Another example of this phenomenon of two opposing movements within man’s spirit is brought by Rav Kook in his article “Gargirim Hegyoniyim” (written during his period as Rabbi of Jaffa), where he explains: Every entity has a task in Creation, and the greater the need for that task to be fulfilled, the greater the entity’s importance.

Rav Kook applies this principle also regarding the condition of religious philosophy, and he writes the following there: “In our day, the demand to know G-d has decreased, and this decrease has caused led to negligence and superficiality in our approach to theology. That same superficiality has led to a breakdown in man’s understanding of the spirit, and to the distortion of the concepts required for man to achieve perfection as far as Torah and G-d’s name.

“These distortions are mostly found precisely amongst Jews of full faith, those who are inherently good, with a proclivity for bearing the yoke of Torah and faith, either due to their inherent goodness or to the good education they received in the proper path. It is precisely they who cause philosophical chaff to mix in with the grain. Moreover, it is precisely the innocence of these people of full faith, whose spiritual outlook is blighted with weeds, which prevents them from being aroused on their own to examine their conceptual world as far as knowing G-d. And since our religious philosophy has to be purified, Divine Providence employs the brash attacks of the impudent of our generation.

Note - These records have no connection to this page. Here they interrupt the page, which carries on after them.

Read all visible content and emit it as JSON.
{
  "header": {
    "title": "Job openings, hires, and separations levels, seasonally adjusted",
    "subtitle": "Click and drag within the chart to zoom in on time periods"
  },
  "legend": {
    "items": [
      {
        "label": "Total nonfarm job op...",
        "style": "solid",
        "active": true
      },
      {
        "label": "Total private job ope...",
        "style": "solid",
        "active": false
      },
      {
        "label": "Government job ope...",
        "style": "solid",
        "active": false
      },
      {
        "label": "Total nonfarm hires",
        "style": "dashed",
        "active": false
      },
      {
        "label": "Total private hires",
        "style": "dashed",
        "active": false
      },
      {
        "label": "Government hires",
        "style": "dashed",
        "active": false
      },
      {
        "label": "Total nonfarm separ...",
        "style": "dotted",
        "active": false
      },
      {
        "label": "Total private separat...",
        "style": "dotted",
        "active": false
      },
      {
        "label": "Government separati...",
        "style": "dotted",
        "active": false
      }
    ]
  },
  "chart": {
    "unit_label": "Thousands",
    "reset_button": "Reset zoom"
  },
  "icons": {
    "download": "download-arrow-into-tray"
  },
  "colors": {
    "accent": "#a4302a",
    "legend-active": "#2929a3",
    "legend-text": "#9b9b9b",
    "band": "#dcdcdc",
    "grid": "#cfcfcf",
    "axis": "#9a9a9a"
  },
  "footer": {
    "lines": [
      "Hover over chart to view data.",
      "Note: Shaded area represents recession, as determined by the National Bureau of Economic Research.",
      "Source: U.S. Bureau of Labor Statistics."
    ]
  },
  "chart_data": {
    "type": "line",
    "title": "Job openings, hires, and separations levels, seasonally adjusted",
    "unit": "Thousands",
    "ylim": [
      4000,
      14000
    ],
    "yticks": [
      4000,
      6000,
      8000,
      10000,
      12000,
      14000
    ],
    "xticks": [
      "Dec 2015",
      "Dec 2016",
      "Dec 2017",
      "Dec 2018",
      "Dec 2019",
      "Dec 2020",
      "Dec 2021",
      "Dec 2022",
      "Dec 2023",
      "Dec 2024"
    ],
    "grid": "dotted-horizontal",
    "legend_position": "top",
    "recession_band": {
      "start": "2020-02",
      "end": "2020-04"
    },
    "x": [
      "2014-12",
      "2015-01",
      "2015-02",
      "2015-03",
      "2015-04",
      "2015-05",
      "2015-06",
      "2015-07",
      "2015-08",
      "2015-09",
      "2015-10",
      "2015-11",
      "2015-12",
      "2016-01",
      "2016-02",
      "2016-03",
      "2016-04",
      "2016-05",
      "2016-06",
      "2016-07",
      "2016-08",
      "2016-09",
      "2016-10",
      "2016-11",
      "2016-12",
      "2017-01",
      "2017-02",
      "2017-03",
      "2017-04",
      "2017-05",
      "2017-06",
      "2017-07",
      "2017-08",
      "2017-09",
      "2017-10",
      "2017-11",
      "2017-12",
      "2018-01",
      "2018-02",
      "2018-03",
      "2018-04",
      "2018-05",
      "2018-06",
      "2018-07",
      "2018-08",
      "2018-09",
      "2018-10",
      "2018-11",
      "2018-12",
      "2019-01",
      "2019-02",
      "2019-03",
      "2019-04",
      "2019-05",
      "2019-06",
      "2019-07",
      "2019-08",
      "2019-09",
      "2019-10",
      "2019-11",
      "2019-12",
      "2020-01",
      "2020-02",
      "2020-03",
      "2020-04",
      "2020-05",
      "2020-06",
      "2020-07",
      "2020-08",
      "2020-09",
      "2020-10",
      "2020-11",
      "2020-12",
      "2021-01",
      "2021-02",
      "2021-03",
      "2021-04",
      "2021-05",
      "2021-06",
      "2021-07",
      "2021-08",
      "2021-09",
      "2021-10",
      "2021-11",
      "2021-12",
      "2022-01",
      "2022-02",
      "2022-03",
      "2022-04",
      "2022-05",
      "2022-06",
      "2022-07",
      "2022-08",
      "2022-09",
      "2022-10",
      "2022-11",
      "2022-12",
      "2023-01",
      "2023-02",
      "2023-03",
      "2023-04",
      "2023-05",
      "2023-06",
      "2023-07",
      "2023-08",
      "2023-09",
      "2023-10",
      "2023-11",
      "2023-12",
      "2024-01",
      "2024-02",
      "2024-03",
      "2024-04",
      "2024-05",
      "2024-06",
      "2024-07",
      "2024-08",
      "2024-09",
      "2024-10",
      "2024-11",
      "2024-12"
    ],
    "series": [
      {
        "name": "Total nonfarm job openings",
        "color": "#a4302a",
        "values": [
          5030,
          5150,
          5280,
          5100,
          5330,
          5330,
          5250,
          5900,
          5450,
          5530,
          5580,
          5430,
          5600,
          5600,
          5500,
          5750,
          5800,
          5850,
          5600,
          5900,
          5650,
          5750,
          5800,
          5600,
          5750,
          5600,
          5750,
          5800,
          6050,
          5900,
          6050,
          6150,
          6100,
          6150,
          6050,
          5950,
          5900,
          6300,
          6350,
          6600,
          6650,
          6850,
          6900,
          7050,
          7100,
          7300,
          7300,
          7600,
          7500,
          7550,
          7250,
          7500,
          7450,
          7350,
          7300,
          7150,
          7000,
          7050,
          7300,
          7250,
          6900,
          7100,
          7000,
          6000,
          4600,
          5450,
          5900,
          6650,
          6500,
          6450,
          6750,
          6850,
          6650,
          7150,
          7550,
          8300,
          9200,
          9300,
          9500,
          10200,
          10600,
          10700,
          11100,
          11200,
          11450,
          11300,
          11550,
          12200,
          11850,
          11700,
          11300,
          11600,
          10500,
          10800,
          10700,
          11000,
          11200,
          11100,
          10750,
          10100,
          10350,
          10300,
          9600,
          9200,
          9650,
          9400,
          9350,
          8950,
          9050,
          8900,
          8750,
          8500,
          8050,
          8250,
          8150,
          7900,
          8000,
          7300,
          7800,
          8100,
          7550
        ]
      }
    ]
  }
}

Thus, their influence will increase, and by their impudence they will remove from the public agenda the distortions in our philosophical faith.”

This option, writes Rav Kook, might be painful, but there is also another way to blunt the brash attacks of the impudent, and that is if those who seek G-d toil to achieve purity and truth in their concepts of faith and the ramifications deriving from them. The more all-encompassing will be the clarification process, the less need there will be of the ‘service’ provided by the impudent in purifying faith. When their task is completed, wickedness will then automatically fall away to nothingness when there is no longer any need of it.

Pursuing this thought, that negative phenomena can be rectified not by war but by a positive approach, we can understand Rav Kook’s guidance when he wrote: “Pristine saints do not complain about wickedness, but increase justice. They do not complain about heresy, but increase faith. They do not complain about ignorance, but increase wisdom” (Erpalei Tohar, page 39).